Quotes re antibiotics from Michael Pollan's fascinating New York Times magazine article, that are rather at odds with rfrxrx's assertion:

"First stop was a hopper filled with Rumensin, a powerful antibiotic that No. 534 will consume with his feed every day for the rest of his life. Calves have no need of regular medication while on grass, but as soon as they're placed in the backgrounding pen, they're apt to get sick. Why? The stress of weaning is a factor, but the main culprit is the feed. The shift to a 'hot ration' of grain can so disturb the cow's digestive process -- its rumen, in particular -- that it can kill the animal if not managed carefully and accompanied by antibiotics.
Cows rarely live on feedlot diets for more than six months, which might be about as much as their digestive systems can tolerate. 'I don't know how long you could feed this ration before you'd see problems,' Metzen said; another vet said that a sustained feedlot diet would eventually 'blow out their livers' and kill them. As the acids eat away at the rumen wall, bacteria enter the bloodstream and collect in the liver.

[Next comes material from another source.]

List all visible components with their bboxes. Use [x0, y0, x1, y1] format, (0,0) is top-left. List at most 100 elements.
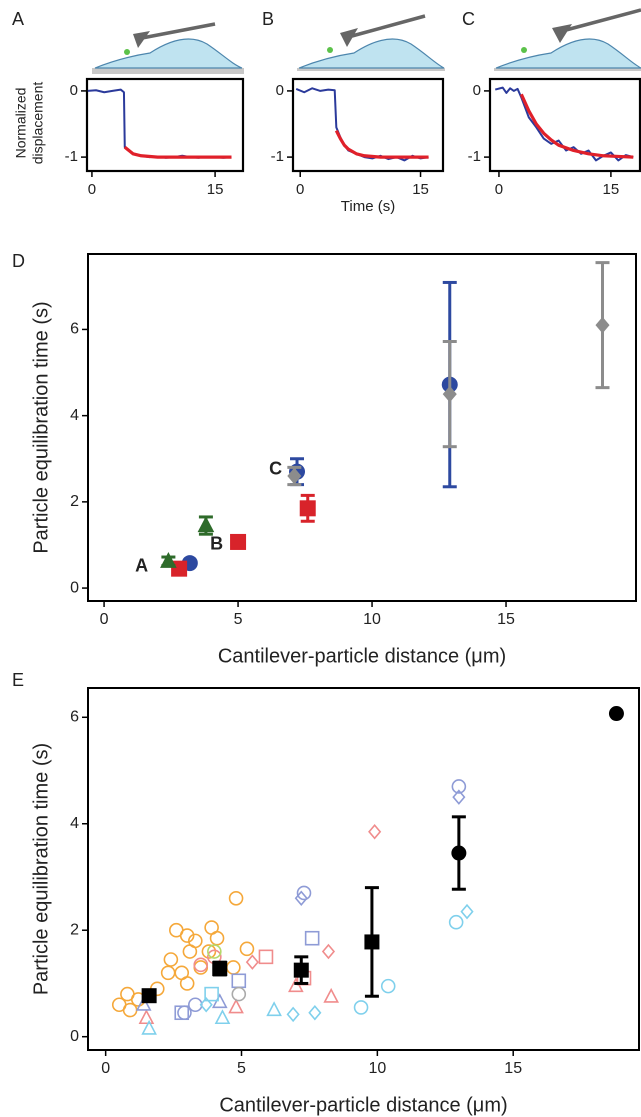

More than 13 percent of feedlot cattle are found at slaughter to have abscessed livers.
What keeps a feedlot animal healthy -- or healthy enough -- are antibiotics. Rumensin inhibits gas production in the rumen, helping to prevent bloat; tylosin reduces the incidence of liver infection. Most of the antibiotics sold in America end up in animal feed -- a practice that, it is now generally acknowledged, leads directly to the evolution of new antibiotic-resistant 'superbugs.'
I asked Metzen what would happen if antibiotics were banned from cattle feed. 'We just couldn't feed them as hard,' he said. 'Or we'd have a higher death loss.'

There's also a bunch, somewhat less quotable, about antibiotics making it possible to crowd cattle nearby one another, where they're less able to walk around burning up their food and staying skinny. Without antibiotics, crowding is asking for disease.